Patronage beats running ads because… Well, I hate ads and you hate ads. Let’s start there. I also know that the people who click ads are not generally regular visitors (who develop ‘ad blindness’) but rather half-interested, easily-sidetracked first-timers. Making ads profitable means continually attracting more and different eyeballs, beyond the faithful folks who see a site all the time. As if the ads themselves aren’t bad enough, reliance on them also infects content in the form of needing to ‘go viral’ to keep pulling in those tasty new hit-and-run clickers. And then you get Taste of Country.
A patron is different from an ad-clicker. There’s about a 0% chance of a first-time visitor becoming an immediate backer. Patronage requires loyalty, which must be earned. For this experiment to work, I’ll have to always be producing content of such quality that people find themselves returning often and shuddering to imagine a world without this site. No ads to sell or viruses to spread. Just being indispensable. Patronage, as a funding model, will allow me to put my focus where it belongs.
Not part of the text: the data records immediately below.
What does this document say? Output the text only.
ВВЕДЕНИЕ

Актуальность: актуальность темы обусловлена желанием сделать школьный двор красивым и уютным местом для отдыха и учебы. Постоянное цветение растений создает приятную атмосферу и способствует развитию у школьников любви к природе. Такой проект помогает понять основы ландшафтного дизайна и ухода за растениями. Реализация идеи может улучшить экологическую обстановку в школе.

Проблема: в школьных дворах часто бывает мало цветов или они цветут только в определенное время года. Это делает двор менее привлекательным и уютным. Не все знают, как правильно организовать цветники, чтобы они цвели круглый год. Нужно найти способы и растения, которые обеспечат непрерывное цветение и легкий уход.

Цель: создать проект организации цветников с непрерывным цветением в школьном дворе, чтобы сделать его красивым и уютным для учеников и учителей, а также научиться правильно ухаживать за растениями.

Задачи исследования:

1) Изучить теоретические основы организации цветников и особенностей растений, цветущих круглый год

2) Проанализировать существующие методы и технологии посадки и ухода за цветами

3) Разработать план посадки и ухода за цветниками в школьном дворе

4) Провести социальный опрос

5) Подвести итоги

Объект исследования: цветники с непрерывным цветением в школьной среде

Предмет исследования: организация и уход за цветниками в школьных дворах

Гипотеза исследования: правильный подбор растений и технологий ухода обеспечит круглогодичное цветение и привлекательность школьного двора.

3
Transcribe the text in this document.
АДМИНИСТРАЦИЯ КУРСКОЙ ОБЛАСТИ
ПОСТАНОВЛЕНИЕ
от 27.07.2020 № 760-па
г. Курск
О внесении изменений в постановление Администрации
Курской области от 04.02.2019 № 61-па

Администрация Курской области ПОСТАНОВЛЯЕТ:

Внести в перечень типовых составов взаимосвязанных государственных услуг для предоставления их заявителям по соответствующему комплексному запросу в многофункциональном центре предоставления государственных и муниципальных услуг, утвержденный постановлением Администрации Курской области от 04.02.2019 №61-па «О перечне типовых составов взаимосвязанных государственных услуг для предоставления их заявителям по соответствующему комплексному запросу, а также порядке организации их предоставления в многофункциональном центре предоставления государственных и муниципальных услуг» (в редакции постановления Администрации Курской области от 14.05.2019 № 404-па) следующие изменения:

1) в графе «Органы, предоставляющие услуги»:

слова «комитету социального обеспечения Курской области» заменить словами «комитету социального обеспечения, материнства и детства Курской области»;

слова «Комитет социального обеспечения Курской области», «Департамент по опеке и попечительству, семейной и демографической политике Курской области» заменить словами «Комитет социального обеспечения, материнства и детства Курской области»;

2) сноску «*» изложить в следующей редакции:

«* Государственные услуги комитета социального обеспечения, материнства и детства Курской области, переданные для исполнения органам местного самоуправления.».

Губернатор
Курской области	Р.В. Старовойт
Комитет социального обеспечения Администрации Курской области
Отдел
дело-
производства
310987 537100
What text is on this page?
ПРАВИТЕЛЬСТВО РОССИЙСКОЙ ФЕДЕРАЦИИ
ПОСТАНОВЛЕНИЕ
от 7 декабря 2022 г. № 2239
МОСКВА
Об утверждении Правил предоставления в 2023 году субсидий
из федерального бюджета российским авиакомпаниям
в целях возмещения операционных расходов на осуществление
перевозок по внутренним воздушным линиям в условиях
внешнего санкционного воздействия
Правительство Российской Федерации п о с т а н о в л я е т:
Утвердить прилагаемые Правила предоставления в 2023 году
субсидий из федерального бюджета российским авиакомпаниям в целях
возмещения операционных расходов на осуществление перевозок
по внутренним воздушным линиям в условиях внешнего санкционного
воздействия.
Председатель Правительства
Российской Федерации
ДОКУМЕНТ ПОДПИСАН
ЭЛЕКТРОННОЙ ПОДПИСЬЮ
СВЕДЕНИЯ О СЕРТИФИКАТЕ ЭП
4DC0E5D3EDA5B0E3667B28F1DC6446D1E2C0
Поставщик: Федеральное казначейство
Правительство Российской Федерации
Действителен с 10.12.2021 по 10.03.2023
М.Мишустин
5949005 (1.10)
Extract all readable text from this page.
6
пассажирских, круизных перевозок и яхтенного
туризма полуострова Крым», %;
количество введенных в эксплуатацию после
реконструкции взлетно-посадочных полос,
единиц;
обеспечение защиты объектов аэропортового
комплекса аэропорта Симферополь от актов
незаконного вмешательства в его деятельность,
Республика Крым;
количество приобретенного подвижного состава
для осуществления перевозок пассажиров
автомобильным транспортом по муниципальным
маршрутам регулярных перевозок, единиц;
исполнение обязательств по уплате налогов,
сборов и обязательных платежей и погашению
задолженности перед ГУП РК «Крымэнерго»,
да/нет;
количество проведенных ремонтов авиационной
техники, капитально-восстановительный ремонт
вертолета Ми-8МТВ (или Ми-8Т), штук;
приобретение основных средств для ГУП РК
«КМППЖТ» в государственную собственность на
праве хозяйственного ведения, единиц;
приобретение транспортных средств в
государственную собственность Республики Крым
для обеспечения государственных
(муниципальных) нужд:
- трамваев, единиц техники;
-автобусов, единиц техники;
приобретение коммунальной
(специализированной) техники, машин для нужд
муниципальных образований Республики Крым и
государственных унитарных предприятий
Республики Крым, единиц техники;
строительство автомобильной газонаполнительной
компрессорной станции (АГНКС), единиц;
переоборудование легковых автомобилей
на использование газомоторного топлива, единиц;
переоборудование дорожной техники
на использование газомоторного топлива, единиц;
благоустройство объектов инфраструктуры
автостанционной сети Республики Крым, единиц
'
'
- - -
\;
For you, Patreon has the additional advantage of transparency. There’s no wondering if enough ads have been sold or if enough other people have donated privately to keep the site humming along. Whatever money is made will be made through patronage. If I have to shut down for financial reasons, those reasons will be clear enough from the public campaign page.
(If you’ve donated to the site within the past couple years and want that amount applied toward the new perks, let me know and I’ll figure out a way. I remain deeply appreciative of everyone who has ever helped Country California through any of its various awkward developmental stages.)